Josh Valcarcel/WIRED



Bentleys are all about indulgence, whether it’s the champagne bucket and massage seats in the Mulsanne or the neck warmers and 600 horsepower in the Continental GT Speed convertible. The GT3-R offers a “Sport” mode that won’t upshift until the engine hits 6,300 RPM. Since the V8 delivers peak horsepower at 6,000 RPM, you get to feel its full wrath each time your wingtip (made, of course, from the skin of a famous crocodile) hits the accelerator. If you elect to use the wheel-mounted shifter paddles instead of automatic mode, the car won’t play nanny and override your decision to redline the engine. Dialed back into Drive mode, the GT3-R is positively civilized.


It’s surprisingly nimble, too. On corners, the torque vectoring system—a first for Bentley—uses the rear brake to pull in the front of the car, minimizing understeer. The bushings are made with more metal and less rubber to make them firmer. The 16.5-inch carbon ceramic brakes on the front wheels are the biggest on any production car on the planet and in one stop can absorb 10 megajoules of energy (enough to power a house for hours).


To boost performance and give the look of a racing car, Bentley slapped on a carbon fiber front splitter and rear wing to improve airflow and generate more downforce, which helps keep the car on the ground. The body, like that of the GT V8, is made of steel and aluminum. Scoops in the hood help release air pressure and bring cool air into the engine.


The performance numbers are bolstered by changes the 221-pound drop in weight from the GT V8 to the GT3-R. The interior is spartan compared to what you find in other Bentleys. Wood accents, gone. Backseat, gone. Too heavy. The front seats are thinner than usual. It doesn’t matter, because 1) you still get high-grade, diamond-quilted alcantara faux leather and a suede-wrapped steering wheel; and 2) any luxury that would diminish the caviar-spitting thrill that comes with the car is not a luxury I want.


Even with the weight loss, the extra power means GT3-R owners will be spending a lot more time at the gas station, or sending their servants to take care of it. The Bentley will go just 13 miles on a gallon of gas (premium, preferably containing gold flakes) in the city, and 20 on the highway. Drive it like the ascot-wearing hooligan the car’s designed for, and it’s a safe bet the mpg numbers will dip even lower. Those hooligans won’t care. And they likely won’t care that they can’t customize it however they want, or even change the color. Bentley is making just 300 units of the car, which it sees more as a collector’s item than a personal vehicle that reflects the individual customer. It’s good as is, and anyone who doesn’t like British racing green shouldn’t have it anyway.
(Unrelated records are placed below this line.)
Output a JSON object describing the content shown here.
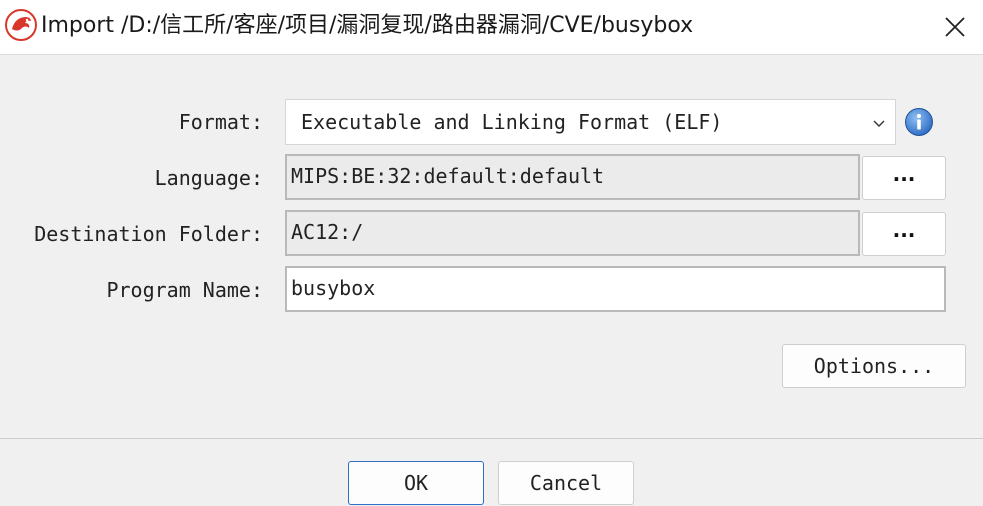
{
  "window": {
    "title": "Import /D:/信工所/客座/项目/漏洞复现/路由器漏洞/CVE/busybox",
    "app_icon": "ghidra-dragon-icon",
    "close_icon": "close-icon"
  },
  "form": {
    "format_label": "Format:",
    "format_value": "Executable and Linking Format (ELF)",
    "language_label": "Language:",
    "language_value": "MIPS:BE:32:default:default",
    "destination_label": "Destination Folder:",
    "destination_value": "AC12:/",
    "program_name_label": "Program Name:",
    "program_name_value": "busybox",
    "browse_label": "..."
  },
  "buttons": {
    "options": "Options...",
    "ok": "OK",
    "cancel": "Cancel"
  },
  "colors": {
    "info_blue": "#3b7fd6",
    "dragon_red": "#d9372b",
    "ok_border": "#2f6fc6"
  }
}
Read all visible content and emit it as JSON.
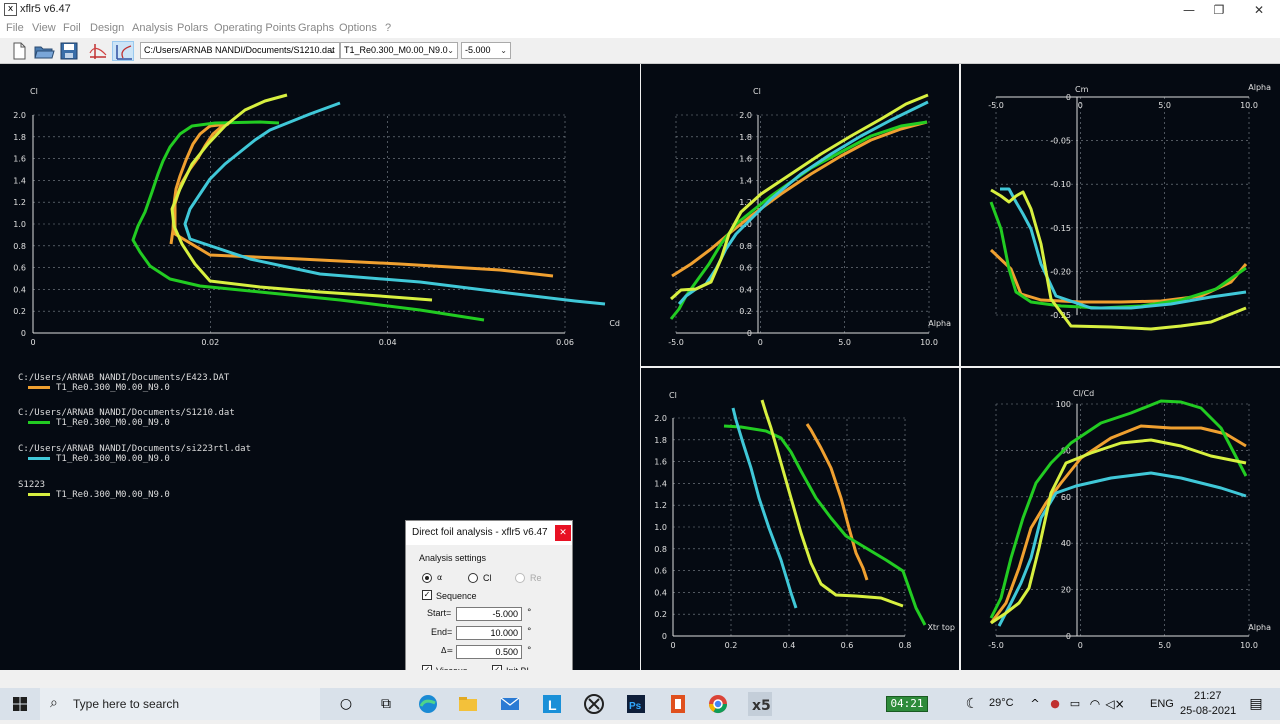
{
  "window": {
    "title": "xflr5 v6.47",
    "app_icon": "xflr5-icon",
    "minimize_glyph": "—",
    "maximize_glyph": "❐",
    "close_glyph": "✕"
  },
  "menu": [
    "File",
    "View",
    "Foil",
    "Design",
    "Analysis",
    "Polars",
    "Operating Points",
    "Graphs",
    "Options",
    "?"
  ],
  "toolbar": {
    "foil_path": "C:/Users/ARNAB NANDI/Documents/S1210.dat",
    "polar_name": "T1_Re0.300_M0.00_N9.0",
    "opp_value": "-5.000",
    "icons": [
      "new-file-icon",
      "open-folder-icon",
      "save-icon",
      "opp-view-icon",
      "polar-view-icon"
    ]
  },
  "colors": {
    "orange": "#f0a030",
    "green": "#22cc22",
    "cyan": "#40c8d8",
    "yellow": "#d8f040",
    "grid": "#808890",
    "panel_bg": "#050a12"
  },
  "graphs": {
    "cl_cd": {
      "xlabel": "Cd",
      "ylabel": "Cl",
      "xticks": [
        "0",
        "0.02",
        "0.04",
        "0.06"
      ],
      "yticks": [
        "0",
        "0.2",
        "0.4",
        "0.6",
        "0.8",
        "1.0",
        "1.2",
        "1.4",
        "1.6",
        "1.8",
        "2.0"
      ]
    },
    "cl_alpha": {
      "xlabel": "Alpha",
      "ylabel": "Cl",
      "xticks": [
        "-5.0",
        "0",
        "5.0",
        "10.0"
      ],
      "yticks": [
        "0",
        "0.2",
        "0.4",
        "0.6",
        "0.8",
        "1.0",
        "1.2",
        "1.4",
        "1.6",
        "1.8",
        "2.0"
      ]
    },
    "cm_alpha": {
      "xlabel": "Alpha",
      "ylabel": "Cm",
      "xticks": [
        "-5.0",
        "0",
        "5.0",
        "10.0"
      ],
      "yticks": [
        "0",
        "-0.05",
        "-0.10",
        "-0.15",
        "-0.20",
        "-0.25"
      ]
    },
    "cl_xtr": {
      "xlabel": "Xtr top",
      "ylabel": "Cl",
      "xticks": [
        "0",
        "0.2",
        "0.4",
        "0.6",
        "0.8"
      ],
      "yticks": [
        "0",
        "0.2",
        "0.4",
        "0.6",
        "0.8",
        "1.0",
        "1.2",
        "1.4",
        "1.6",
        "1.8",
        "2.0"
      ]
    },
    "clcd_alpha": {
      "xlabel": "Alpha",
      "ylabel": "Cl/Cd",
      "xticks": [
        "-5.0",
        "0",
        "5.0",
        "10.0"
      ],
      "yticks": [
        "0",
        "20",
        "40",
        "60",
        "80",
        "100"
      ]
    }
  },
  "legend": [
    {
      "file": "C:/Users/ARNAB NANDI/Documents/E423.DAT",
      "polar": "T1_Re0.300_M0.00_N9.0",
      "color": "#f0a030"
    },
    {
      "file": "C:/Users/ARNAB NANDI/Documents/S1210.dat",
      "polar": "T1_Re0.300_M0.00_N9.0",
      "color": "#22cc22"
    },
    {
      "file": "C:/Users/ARNAB NANDI/Documents/si223rtl.dat",
      "polar": "T1_Re0.300_M0.00_N9.0",
      "color": "#40c8d8"
    },
    {
      "file": "S1223",
      "polar": "T1_Re0.300_M0.00_N9.0",
      "color": "#d8f040"
    }
  ],
  "dialog": {
    "title": "Direct foil analysis - xflr5 v6.47",
    "close_glyph": "✕",
    "section": "Analysis settings",
    "radio_alpha": "α",
    "radio_cl": "Cl",
    "radio_re": "Re",
    "sequence_label": "Sequence",
    "start_label": "Start=",
    "start_value": "-5.000",
    "end_label": "End=",
    "end_value": "10.000",
    "delta_label": "Δ=",
    "delta_value": "0.500",
    "unit": "°",
    "viscous_label": "Viscous",
    "initbl_label": "Init BL"
  },
  "taskbar": {
    "search_placeholder": "Type here to search",
    "timer": "04:21",
    "weather": "29°C",
    "lang": "ENG",
    "time": "21:27",
    "date": "25-08-2021"
  }
}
The GT3-R is not a practical vehicle. Its poster won’t adorn the bedroom walls of the nation’s 12-year-olds. It’s damn impressive anyway and I’m glad it exists. Bentley would never say so, but it’s kind of a muscle car—one that can actually handle turning. It’s nimble, fast, and loud, but can offer a smooth ride and just enough luxury for when you feel like being coddled.